令和元年度 秋期 ネットワークスペシャリスト試験 午前Ⅱ 問18
テクノロジ/セキュリティ送信元 IP アドレスが A,送信元ポート番号が 80/tcp の SYN/ACK パケットを,未使用の IP アドレス空間であるダークネットにおいて大量に観測した場合,推定できる攻撃はどれか。
出典:令和元年度 秋期 ネットワークスペシャリスト試験 午前Ⅱ 問18
- アIP アドレス A を攻撃先とするサービス妨害攻撃
- イIP アドレス A を攻撃先とするパスワードリスト攻撃
- ウIP アドレス A を攻撃元とするサービス妨害攻撃
- エIP アドレス A を攻撃元とするパスワードリスト攻撃
正解:ア
解説
ダークネットは未使用の IP アドレス空間であり,実際にはホストが存在しないので,そこから SYN パケットなどが送信されることはありません。それにもかかわらず,送信元 IP アドレスが A(Web サーバの 80/tcp)の SYN/ACK パケットがダークネット宛てに大量に届くのは,攻撃者が送信元 IP アドレスをダークネットの各アドレスに詐称して A(Web サーバ)へ大量の SYN パケットを送り付け,A がその応答として SYN/ACK を(詐称された)送信元アドレス,すなわちダークネットへ返しているためと考えられます。つまり,A は送信元 IP アドレス詐称による SYN フラッド攻撃の標的(攻撃先)にされていると推定できます。
選択肢ごとの解説
- ア正しい。送信元アドレスを詐称した大量の SYN パケットが A に送り付けられ,その応答の SYN/ACK が詐称された送信元(ダークネット)に届いていることから,A を攻撃先とするサービス妨害攻撃(SYN フラッド攻撃)が推定できます。
- イ誤り。パスワードリスト攻撃は認証情報を用いたログイン試行による攻撃であり,SYN/ACK パケットの観測とは関連しません。
- ウ誤り。
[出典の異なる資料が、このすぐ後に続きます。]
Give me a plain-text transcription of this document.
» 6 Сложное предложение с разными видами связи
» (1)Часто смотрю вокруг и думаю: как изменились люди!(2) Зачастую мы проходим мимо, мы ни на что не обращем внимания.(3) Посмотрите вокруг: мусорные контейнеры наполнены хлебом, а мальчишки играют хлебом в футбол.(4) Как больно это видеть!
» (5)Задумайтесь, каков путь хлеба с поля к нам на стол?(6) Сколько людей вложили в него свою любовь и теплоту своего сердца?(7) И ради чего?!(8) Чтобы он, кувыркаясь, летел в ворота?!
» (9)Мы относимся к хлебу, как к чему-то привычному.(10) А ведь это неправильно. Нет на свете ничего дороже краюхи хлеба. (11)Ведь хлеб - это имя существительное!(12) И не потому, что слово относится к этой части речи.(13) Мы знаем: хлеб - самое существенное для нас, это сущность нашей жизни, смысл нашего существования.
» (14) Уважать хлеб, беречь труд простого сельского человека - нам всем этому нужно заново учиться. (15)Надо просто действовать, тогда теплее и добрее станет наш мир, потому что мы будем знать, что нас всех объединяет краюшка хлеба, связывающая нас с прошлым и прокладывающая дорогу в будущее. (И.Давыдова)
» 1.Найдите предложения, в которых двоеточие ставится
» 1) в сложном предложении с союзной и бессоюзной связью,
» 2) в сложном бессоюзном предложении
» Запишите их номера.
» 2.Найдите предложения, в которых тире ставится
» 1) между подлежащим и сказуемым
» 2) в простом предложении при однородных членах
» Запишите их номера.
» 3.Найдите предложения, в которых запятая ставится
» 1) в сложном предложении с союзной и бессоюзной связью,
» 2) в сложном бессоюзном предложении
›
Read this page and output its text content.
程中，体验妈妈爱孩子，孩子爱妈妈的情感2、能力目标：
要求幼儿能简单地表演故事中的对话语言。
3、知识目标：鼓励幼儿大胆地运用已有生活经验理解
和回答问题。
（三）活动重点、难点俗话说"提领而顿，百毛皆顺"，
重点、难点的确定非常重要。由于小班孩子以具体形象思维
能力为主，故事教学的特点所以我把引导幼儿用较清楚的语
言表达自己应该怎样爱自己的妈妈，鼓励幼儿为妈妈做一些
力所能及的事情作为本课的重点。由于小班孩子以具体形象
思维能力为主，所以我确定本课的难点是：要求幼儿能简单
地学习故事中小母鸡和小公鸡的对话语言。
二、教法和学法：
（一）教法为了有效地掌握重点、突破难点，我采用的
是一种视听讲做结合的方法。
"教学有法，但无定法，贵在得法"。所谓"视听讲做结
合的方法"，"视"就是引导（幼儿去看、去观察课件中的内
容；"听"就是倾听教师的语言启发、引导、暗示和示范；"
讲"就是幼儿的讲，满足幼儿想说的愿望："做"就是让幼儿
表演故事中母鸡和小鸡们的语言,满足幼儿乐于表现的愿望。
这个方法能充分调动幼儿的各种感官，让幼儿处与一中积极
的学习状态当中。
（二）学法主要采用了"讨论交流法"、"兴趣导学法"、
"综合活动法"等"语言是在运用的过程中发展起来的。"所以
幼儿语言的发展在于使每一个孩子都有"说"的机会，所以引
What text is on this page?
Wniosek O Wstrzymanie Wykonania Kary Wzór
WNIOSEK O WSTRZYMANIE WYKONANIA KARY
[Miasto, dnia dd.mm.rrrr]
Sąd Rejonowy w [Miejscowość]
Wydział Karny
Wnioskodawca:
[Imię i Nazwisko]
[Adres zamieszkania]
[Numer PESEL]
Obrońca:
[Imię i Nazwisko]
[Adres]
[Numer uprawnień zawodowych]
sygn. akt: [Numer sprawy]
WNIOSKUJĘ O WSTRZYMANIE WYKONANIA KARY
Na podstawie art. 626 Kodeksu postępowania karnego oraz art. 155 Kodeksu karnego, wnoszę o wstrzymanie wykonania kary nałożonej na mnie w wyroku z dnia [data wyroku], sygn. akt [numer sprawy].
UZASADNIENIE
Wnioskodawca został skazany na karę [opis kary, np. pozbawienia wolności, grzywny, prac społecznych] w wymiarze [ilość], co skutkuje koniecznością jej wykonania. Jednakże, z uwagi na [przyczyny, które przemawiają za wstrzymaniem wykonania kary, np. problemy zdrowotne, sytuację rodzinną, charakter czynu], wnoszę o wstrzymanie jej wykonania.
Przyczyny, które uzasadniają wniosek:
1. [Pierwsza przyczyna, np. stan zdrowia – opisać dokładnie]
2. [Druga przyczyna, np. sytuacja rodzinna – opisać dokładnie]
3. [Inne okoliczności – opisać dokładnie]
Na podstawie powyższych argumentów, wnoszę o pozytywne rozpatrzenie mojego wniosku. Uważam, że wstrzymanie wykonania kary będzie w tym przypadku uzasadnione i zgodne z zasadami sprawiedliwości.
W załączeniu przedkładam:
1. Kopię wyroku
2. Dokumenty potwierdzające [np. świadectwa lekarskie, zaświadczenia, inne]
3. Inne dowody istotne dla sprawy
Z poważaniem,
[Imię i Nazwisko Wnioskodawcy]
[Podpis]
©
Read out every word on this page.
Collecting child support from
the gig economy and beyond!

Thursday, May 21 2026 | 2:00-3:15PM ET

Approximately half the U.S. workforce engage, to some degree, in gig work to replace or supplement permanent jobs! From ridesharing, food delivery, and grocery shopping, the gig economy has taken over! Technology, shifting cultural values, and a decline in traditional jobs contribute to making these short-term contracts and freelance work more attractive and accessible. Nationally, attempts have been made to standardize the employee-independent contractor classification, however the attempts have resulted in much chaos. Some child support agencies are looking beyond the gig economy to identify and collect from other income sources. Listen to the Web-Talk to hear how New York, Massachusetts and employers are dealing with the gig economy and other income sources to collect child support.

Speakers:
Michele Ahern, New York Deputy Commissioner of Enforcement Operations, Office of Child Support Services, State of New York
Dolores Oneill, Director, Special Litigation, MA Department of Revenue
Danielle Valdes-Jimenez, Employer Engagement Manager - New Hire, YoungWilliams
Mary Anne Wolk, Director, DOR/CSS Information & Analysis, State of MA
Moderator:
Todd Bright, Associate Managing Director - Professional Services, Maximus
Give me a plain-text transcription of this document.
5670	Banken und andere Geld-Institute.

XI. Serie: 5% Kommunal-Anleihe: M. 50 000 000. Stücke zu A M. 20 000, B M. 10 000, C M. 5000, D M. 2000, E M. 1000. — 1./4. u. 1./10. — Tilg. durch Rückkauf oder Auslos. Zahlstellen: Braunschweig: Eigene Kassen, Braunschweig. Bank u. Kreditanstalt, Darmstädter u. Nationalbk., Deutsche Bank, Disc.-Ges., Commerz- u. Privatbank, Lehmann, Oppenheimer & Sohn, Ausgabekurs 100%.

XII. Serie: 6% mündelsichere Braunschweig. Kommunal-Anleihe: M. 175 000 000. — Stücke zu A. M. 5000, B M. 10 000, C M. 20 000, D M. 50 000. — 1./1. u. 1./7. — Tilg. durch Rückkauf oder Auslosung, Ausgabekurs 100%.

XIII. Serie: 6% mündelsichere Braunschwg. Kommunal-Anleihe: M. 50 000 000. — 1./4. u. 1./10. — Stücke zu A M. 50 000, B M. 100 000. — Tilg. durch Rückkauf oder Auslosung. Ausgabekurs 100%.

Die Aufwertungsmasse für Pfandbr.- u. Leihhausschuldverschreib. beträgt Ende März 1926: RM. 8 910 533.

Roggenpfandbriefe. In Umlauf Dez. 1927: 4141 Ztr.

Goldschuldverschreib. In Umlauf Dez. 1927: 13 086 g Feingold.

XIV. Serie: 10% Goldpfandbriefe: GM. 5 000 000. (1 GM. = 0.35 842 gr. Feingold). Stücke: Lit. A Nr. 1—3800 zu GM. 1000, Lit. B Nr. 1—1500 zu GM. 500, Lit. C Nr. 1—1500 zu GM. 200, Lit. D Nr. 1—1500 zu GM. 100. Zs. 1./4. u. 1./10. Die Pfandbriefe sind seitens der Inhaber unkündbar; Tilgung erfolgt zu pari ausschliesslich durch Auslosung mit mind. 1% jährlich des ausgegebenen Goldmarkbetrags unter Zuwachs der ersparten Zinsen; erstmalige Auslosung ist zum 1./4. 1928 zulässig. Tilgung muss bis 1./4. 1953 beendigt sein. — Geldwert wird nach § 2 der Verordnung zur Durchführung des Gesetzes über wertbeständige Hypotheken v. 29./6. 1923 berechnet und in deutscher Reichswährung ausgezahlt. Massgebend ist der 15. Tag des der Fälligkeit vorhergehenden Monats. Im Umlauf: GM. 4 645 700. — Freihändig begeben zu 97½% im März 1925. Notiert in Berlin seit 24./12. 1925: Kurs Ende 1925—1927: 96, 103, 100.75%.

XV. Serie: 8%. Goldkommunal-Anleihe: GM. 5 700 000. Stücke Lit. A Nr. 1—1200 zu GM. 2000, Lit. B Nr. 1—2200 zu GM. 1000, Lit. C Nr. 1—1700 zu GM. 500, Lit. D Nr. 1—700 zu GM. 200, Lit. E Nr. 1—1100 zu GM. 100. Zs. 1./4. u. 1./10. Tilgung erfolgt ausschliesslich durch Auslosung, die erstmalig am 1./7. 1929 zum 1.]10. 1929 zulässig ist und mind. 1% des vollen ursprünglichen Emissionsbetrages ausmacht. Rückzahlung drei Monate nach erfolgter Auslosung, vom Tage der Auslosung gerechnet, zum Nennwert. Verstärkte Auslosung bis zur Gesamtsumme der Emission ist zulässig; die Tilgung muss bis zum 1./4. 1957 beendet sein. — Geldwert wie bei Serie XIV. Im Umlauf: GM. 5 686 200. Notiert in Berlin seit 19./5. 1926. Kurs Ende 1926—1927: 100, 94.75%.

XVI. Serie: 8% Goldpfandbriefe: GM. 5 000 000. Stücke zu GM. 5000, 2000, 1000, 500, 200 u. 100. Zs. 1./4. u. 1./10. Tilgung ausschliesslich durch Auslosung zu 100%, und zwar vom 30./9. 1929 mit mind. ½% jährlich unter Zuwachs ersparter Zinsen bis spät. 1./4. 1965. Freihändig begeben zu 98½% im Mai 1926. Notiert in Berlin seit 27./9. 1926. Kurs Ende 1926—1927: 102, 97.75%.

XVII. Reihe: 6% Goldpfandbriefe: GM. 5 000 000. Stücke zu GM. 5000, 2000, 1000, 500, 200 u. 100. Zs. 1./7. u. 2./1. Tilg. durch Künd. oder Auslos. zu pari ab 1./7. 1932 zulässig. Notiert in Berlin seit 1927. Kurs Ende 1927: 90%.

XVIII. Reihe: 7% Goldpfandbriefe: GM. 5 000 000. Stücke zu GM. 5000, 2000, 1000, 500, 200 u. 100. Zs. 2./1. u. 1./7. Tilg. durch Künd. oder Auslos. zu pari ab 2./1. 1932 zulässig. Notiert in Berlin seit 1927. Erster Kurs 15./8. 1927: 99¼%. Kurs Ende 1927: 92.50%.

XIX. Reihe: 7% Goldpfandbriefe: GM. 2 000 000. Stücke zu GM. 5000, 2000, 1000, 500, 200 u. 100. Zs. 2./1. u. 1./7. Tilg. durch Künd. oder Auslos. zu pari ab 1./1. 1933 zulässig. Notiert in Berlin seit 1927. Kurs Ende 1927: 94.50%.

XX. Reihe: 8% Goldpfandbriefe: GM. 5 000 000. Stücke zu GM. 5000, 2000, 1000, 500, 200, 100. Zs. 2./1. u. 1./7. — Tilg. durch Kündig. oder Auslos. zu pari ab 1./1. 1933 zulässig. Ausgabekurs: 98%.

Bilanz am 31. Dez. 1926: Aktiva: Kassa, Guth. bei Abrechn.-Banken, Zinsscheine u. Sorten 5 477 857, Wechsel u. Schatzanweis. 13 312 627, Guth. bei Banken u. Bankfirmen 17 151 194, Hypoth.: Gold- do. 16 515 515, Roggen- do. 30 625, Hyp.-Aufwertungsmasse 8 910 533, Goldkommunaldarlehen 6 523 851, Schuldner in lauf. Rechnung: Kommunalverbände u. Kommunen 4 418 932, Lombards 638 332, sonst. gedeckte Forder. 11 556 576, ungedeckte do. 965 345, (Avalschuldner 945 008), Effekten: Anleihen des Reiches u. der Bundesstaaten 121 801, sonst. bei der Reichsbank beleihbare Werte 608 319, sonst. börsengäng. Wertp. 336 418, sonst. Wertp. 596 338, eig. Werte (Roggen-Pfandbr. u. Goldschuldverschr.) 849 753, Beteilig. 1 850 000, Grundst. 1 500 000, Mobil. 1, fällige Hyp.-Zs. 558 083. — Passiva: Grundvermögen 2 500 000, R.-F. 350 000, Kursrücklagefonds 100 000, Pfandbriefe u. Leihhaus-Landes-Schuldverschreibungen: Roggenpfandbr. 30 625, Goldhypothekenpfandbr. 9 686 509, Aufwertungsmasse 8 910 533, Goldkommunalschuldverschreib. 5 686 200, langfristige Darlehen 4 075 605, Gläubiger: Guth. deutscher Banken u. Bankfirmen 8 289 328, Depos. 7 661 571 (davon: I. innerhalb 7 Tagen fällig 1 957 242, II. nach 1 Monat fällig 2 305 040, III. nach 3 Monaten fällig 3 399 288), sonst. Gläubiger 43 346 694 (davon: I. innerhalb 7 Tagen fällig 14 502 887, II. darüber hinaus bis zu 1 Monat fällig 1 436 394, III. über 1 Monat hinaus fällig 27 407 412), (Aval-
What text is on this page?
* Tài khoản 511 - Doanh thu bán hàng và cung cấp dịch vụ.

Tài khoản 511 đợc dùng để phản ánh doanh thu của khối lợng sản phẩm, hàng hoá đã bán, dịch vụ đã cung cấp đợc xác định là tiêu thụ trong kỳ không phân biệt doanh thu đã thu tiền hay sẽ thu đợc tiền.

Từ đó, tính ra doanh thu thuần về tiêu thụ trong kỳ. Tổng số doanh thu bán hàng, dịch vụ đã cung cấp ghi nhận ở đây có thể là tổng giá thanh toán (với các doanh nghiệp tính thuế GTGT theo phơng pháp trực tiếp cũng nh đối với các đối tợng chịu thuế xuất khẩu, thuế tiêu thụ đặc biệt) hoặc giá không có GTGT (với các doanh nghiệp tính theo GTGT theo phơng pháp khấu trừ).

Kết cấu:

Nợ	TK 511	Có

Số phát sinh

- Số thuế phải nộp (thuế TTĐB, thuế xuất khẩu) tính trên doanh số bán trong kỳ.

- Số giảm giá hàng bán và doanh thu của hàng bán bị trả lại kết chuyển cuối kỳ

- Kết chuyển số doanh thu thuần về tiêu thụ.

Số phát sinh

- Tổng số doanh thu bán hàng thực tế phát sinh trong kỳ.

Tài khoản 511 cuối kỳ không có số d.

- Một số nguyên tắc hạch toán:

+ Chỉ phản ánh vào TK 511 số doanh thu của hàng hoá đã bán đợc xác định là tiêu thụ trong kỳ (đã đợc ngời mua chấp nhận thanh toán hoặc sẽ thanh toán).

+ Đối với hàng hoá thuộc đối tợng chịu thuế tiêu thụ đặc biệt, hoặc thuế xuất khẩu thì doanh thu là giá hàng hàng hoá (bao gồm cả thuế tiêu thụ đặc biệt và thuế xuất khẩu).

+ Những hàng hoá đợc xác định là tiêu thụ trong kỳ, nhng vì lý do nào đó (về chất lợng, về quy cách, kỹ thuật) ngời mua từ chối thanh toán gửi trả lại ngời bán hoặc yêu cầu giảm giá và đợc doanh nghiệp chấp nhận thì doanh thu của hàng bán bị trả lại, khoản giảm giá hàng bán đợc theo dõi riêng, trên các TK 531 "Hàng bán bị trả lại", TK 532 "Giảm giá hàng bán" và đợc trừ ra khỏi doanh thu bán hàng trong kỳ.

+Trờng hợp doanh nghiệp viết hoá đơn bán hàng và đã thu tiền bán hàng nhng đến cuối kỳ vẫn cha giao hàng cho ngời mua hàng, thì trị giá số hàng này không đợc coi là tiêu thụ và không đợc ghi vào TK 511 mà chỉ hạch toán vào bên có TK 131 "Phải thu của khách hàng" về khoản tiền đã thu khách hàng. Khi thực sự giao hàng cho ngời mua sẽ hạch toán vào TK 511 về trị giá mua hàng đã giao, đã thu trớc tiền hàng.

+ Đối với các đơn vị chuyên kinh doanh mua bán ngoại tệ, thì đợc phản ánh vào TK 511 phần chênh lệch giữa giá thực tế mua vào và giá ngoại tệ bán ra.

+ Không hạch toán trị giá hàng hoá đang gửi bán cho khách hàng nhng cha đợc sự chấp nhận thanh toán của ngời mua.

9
もし A 自身が攻撃元(送信元)であれば,A からダークネットへ SYN パケットが送られるはずですが,観測されているのは A からの SYN/ACK(応答)であり,A が先にリクエストを送った攻撃元とは考えにくいパターンです。
- エ誤り。パスワードリスト攻撃は SYN/ACK パケットのような TCP コネクション確立時の応答とは無関係です。